As for the wrong fork thing, I agree that if someone is offended if I use the wrong fork then that's their problem. On the other hand, that's the sort of thing that I think preteens and teens really need to learn. Not so they don't offend others, but so they will not feel awkward or confused when faced with a fancy dinner and lots of utensils. No one wants to feel self conscious because they don't know what to do in a situation where everyone else does seem to know, and a good knowledge of etiquette can help someone to feel more comfortable and confident in lots of different situations.

Well said.

In addition, some breaches of etiquette are big no-nos. My DHs uncle seriously offended me when we got married. They accepted our wedding invitation weeks in advance, but didn't show up. Why? Because their neighbors invited them over for dinner that night at the last minute. Instead of declining, they stuck us with the bill (must pay caters in advance) for their meals (2 @ $65 each). They never even gave us a wedding present--or card. I was, and still am, offended over that. I don't care about the gift, but once they accepted, they should have shown up. They have no clue that what they did was wrong. Now, we did have others not show up. One couple had his father die two days before. Understandable. Another couple's baby got sick and was hospitalized. Understandable. But another every day dinner invitation? Offensive. And we were the ones who are supposed to be understanding that they were in a difficult situation because they were good friends. Family shouldn't get upset over that. Huh? It's a wedding! Not a picnic at the park.
 
In addition, some breaches of etiquette are big no-nos. My DHs uncle seriously offended me when we got married. They accepted our wedding invitation weeks in advance, but didn't show up. Why? Because their neighbors invited them over for dinner that night at the last minute. Instead of declining, they stuck us with the bill (must pay caters in advance) for their meals (2 @ $65 each). They never even gave us a wedding present--or card. I was, and still am, offended over that. I don't care about the gift, but once they accepted, they should have shown up. They have no clue that what they did was wrong. Now, we did have others not show up. One couple had his father die two days before. Understandable. Another couple's baby got sick and was hospitalized. Understandable. But another every day dinner invitation? Offensive. And we were the ones who are supposed to be understanding that they were in a difficult situation because they were good friends. Family shouldn't get upset over that. Huh? It's a wedding! Not a picnic at the park.

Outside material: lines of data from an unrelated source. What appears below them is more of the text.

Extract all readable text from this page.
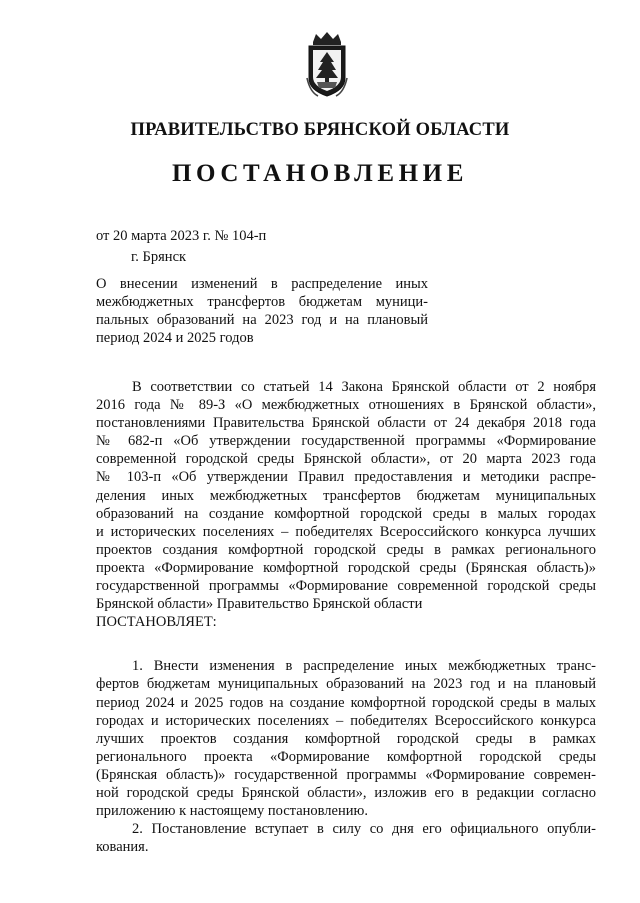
ПРАВИТЕЛЬСТВО БРЯНСКОЙ ОБЛАСТИ
ПОСТАНОВЛЕНИЕ
от 20 марта 2023 г. № 104-п
г. Брянск
О внесении изменений в распределение иных
межбюджетных трансфертов бюджетам муници-
пальных образований на 2023 год и на плановый
период 2024 и 2025 годов

В соответствии со статьей 14 Закона Брянской области от 2 ноября
2016 года № 89-З «О межбюджетных отношениях в Брянской области»,
постановлениями Правительства Брянской области от 24 декабря 2018 года
№ 682-п «Об утверждении государственной программы «Формирование
современной городской среды Брянской области», от 20 марта 2023 года
№ 103-п «Об утверждении Правил предоставления и методики распре-
деления иных межбюджетных трансфертов бюджетам муниципальных
образований на создание комфортной городской среды в малых городах
и исторических поселениях – победителях Всероссийского конкурса лучших
проектов создания комфортной городской среды в рамках регионального
проекта «Формирование комфортной городской среды (Брянская область)»
государственной программы «Формирование современной городской среды
Брянской области» Правительство Брянской области
ПОСТАНОВЛЯЕТ:

1. Внести изменения в распределение иных межбюджетных транс-
фертов бюджетам муниципальных образований на 2023 год и на плановый
период 2024 и 2025 годов на создание комфортной городской среды в малых
городах и исторических поселениях – победителях Всероссийского конкурса
лучших проектов создания комфортной городской среды в рамках
регионального проекта «Формирование комфортной городской среды
(Брянская область)» государственной программы «Формирование современ-
ной городской среды Брянской области», изложив его в редакции согласно
приложению к настоящему постановлению.

2. Постановление вступает в силу со дня его официального опубли-
кования.
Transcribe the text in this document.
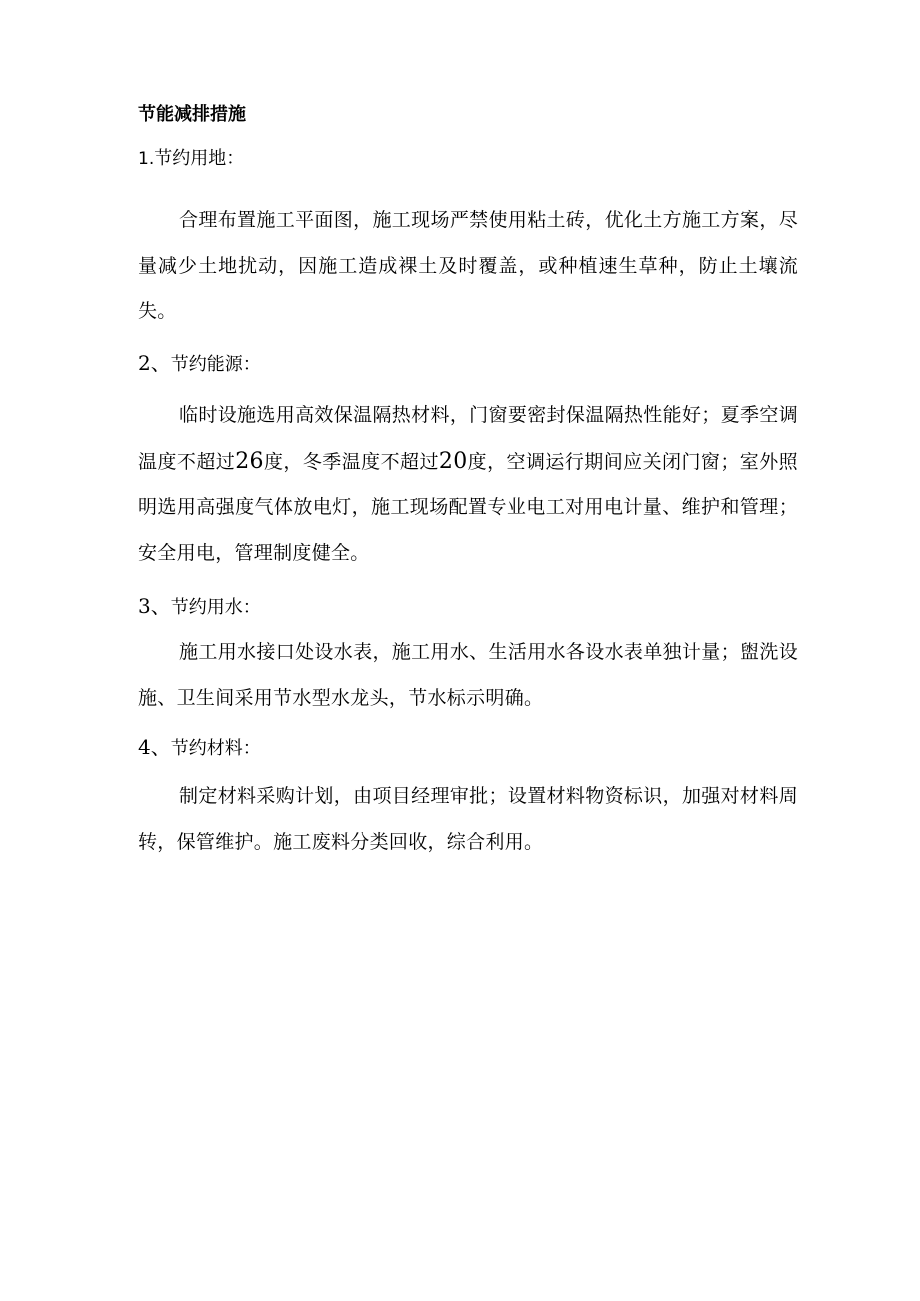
节能减排措施
1.节约用地：
合理布置施工平面图，施工现场严禁使用粘土砖，优化土方施工方案，尽量减少土地扰动，因施工造成裸土及时覆盖，或种植速生草种，防止土壤流失。
2、节约能源：
临时设施选用高效保温隔热材料，门窗要密封保温隔热性能好；夏季空调温度不超过26度，冬季温度不超过20度，空调运行期间应关闭门窗；室外照明选用高强度气体放电灯，施工现场配置专业电工对用电计量、维护和管理；安全用电，管理制度健全。
3、节约用水：
施工用水接口处设水表，施工用水、生活用水各设水表单独计量；盥洗设施、卫生间采用节水型水龙头，节水标示明确。
4、节约材料：
制定材料采购计划，由项目经理审批；设置材料物资标识，加强对材料周转，保管维护。施工废料分类回收，综合利用。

I think there's a big difference between this incident and writing "no gifts" on an invitation. I would argue that your example is less about etiquette and more about common-sense. Obviously, your uncle acted selfishly and rudely and didn't consider how it would affect you. I don't think that has anything to social norms. Writing "no gifts" is an effort to save other people money and help others to feel comfortable attending when they otherwise may not have because of the gift expectation. So, I see the two incidents as completely different, kwim?